Can anyone tell me how can I access the directories (source directory which contains all the docs) present in server and use them in Enterprise Content Categorization Studio for creation of projects and uploading he same to the server?
06-20-2013 04:56 PM
Thanks for the information.
Could you please let me know how SAS Enterprise Content Categorization Studio is dependent on Text Miner.
I understand, we can generate boolean rules and concepts from SAS ECC Studio and apply those to documents or any files accessible to ECC studio. Can this be executed in batch mode?
Also can the rules or concepts generated from ECC studio be applied an any models?
Look forward for your reply.
06-20-2013 05:41 PM
In the current configuration, there aren't specific dependencies - but there are definite advantages of using the two products together.

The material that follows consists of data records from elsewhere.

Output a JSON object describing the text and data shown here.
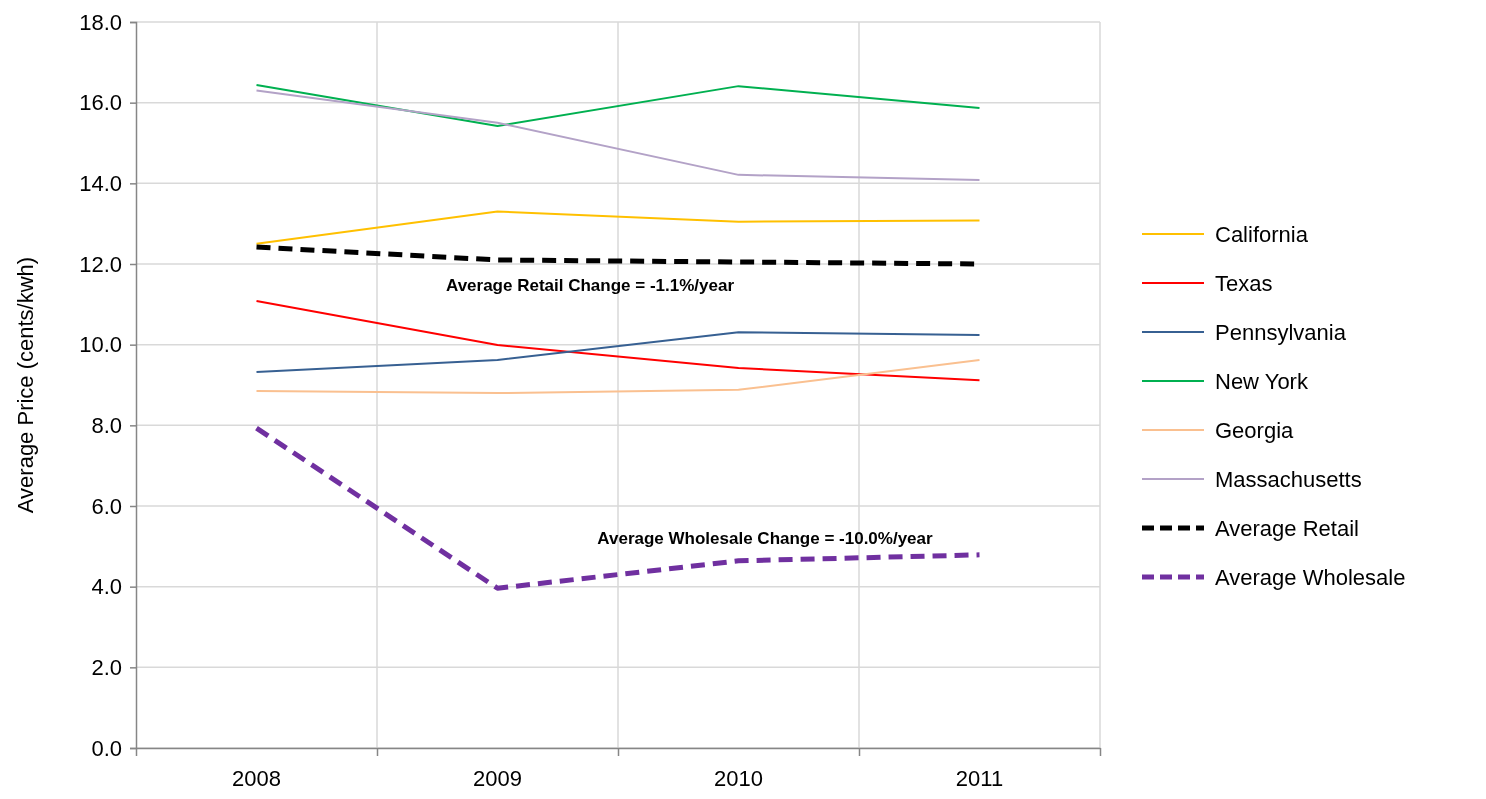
{
  "chart_data": {
    "type": "line",
    "ylabel": "Average Price (cents/kwh)",
    "categories": [
      "2008",
      "2009",
      "2010",
      "2011"
    ],
    "ylim": [
      0,
      18
    ],
    "yticks": [
      {
        "value": 0,
        "label": "0.0"
      },
      {
        "value": 2,
        "label": "2.0"
      },
      {
        "value": 4,
        "label": "4.0"
      },
      {
        "value": 6,
        "label": "6.0"
      },
      {
        "value": 8,
        "label": "8.0"
      },
      {
        "value": 10,
        "label": "10.0"
      },
      {
        "value": 12,
        "label": "12.0"
      },
      {
        "value": 14,
        "label": "14.0"
      },
      {
        "value": 16,
        "label": "16.0"
      },
      {
        "value": 18,
        "label": "18.0"
      }
    ],
    "grid": true,
    "legend": "right",
    "marker": "none",
    "series": [
      {
        "name": "California",
        "color": "#ffc000",
        "values": [
          12.5,
          13.3,
          13.05,
          13.08
        ]
      },
      {
        "name": "Texas",
        "color": "#ff0000",
        "values": [
          11.08,
          9.99,
          9.42,
          9.12
        ]
      },
      {
        "name": "Pennsylvania",
        "color": "#376092",
        "values": [
          9.32,
          9.62,
          10.31,
          10.24
        ]
      },
      {
        "name": "New York",
        "color": "#00b050",
        "values": [
          16.44,
          15.42,
          16.41,
          15.87
        ]
      },
      {
        "name": "Georgia",
        "color": "#fac090",
        "values": [
          8.85,
          8.8,
          8.88,
          9.62
        ]
      },
      {
        "name": "Massachusetts",
        "color": "#b3a2c7",
        "values": [
          16.3,
          15.5,
          14.21,
          14.08
        ]
      },
      {
        "name": "Average Retail",
        "color": "#000000",
        "line_style": "dashed",
        "values": [
          12.42,
          12.1,
          12.05,
          12.0
        ]
      },
      {
        "name": "Average Wholesale",
        "color": "#7030a0",
        "line_style": "dashed",
        "values": [
          7.93,
          3.96,
          4.64,
          4.79
        ]
      }
    ],
    "annotations": [
      "Average Retail Change = -1.1%/year",
      "Average Wholesale Change = -10.0%/year"
    ]
  }
}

For example, entities can be created in SAS Enterprise Content Categorization and used as custom entities in SAS Text Miner. I think of this as automated discovery that also includes things that you want to find (i.e. custom entities, like product codes for example). For those who don't have the full capabilities of SAS Enterprise Content Categorization, SAS offers an add-on to Text Miner = SAS Concept Creation for SAS Text Miner (specifically for the purpose of creating custom entities to include in text mining discovery). Here is a recent SGF paper on that topic:http://support.sas.com/resources/papers/proceedings13/100-2013.pdf Of course, SAS Enterprise Content Categorization does alot more than just this add-on.
In SAS Text Miner, you can automatically discover Boolean rules to create an initial content categorization rule set - to further refine in SAS Enterprise Content Categorization Studio (some highlights of this capbilities, new to SAS Text Miner 12.1 can be seen in the short product demo video from: Text Mining, SAS Text Miner | SAS
Linguistic rule development in Enterprise Content Categorization is not done in batch - it is user-specified (and thus the benefit of an initial rule set automatically generated from Text Miner). That being said, SAS Enterprise Content Categorization has some methods for automated taxonomy generation, like from Wikipedia and DBPedia. Scoring with models developed from any of the SAS Text Analytics products can be done in batch. The format of the models/rules resulting from SAS Enterprise Content Categorization are in XML, for scoring using the Enterprise Content Categorization Server. That being said, once document are scored, this is new metadata, can be used to enhance existing enterprise search and content management systems, and can be used as new variables for further exploration, reporting and analysis.